Canadian homeowners have increased their additional mortgage payments during the pandemic, taking advantage of savings built up during the lockdowns to pay down their home loans.
A total of $34-billion of additional or unscheduled mortgage payments were made last year, compared with $31-billion in 2019, according to a new report from Canada Mortgage and Housing Corp.
“We were seeing very clearly that households were saving more,” said Tania Bourassa-Ochoa, a senior housing researcher with CMHC.
Previously, unscheduled mortgage payments fell from 2017 through to 2019, according to the housing agency’s Residential Mortgage Industry Report.
More homeowners were able to make additional mortgage payments as pandemic restrictions slashed all types of spending, including vacations, entertainment and commuting costs.
The country’s household savings rate – the share of disposable income left after spending – hit 27.8 per cent in the second quarter of last year, the period of the most severe lockdowns. That rate has since declined to 12.7 per cent in the fourth quarter, according to Statistics Canada. That is still high historically and prepandemic, it is a level not seen since the early 1990s.
The savings rate is higher for higher income brackets, according to Statscan. Many homeowners are the ones who kept their jobs and were able to work from home, while the pandemic slammed lower-paid workers in services industries such as retail and accommodation.
“Many high-income earners have stable income, and they are spending much less money this year. They are even saving money on gasoline since they don’t need to drive to work,” said Elan Weintraub, mortgage broker with Mortgageoutlet.ca.
Any fallout from mortgage deferrals granted during the health crisis has been minimal. Although banks provided temporary loan-payment relief for 17 per cent of their residential loan portfolio, the vast majority have resumed payments.
“A year ago, there was a lot of worries and uncertainty,” Ms. Bourassa-Ochoa said.
The so-called mortgage deferral cliff of homeowners unable to restart monthly loan payments never materialized.

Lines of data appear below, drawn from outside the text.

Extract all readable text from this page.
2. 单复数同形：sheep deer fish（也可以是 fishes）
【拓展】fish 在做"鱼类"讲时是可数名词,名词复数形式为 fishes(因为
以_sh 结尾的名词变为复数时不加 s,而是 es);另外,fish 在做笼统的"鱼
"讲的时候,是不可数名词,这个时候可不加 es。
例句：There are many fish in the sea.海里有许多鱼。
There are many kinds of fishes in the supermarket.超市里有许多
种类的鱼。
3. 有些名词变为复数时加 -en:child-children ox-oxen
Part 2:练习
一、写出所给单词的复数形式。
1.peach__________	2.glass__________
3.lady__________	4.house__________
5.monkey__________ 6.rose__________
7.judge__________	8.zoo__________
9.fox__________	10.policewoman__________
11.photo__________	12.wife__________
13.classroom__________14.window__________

Mortgage arrears – when a mortgage holder has not made a payment for at least 90 days – have been declining for all types of lenders. For banks, the rate was 0.23 per cent as of January, according to the Canadian Bankers Association. (The mortgage deferrals were not included in the overall arrears rate.)
For mortgage investment corporations – alternative lenders who provide home loans at higher interest rates – the arrears rate eased to 1.79 per cent in the third quarter from 1.98 per cent in the second quarter, according to CMHC. The arrears rate for credit unions and other non-bank lenders such as trusts eased incrementally to 0.15 per cent and 0.26 per cent, respectively.
With mortgage rates near record lows, Canadians borrowed at a pace not seen since the Great Recession in 2008-09. The CMHC report showed new mortgages were up across all types of lenders.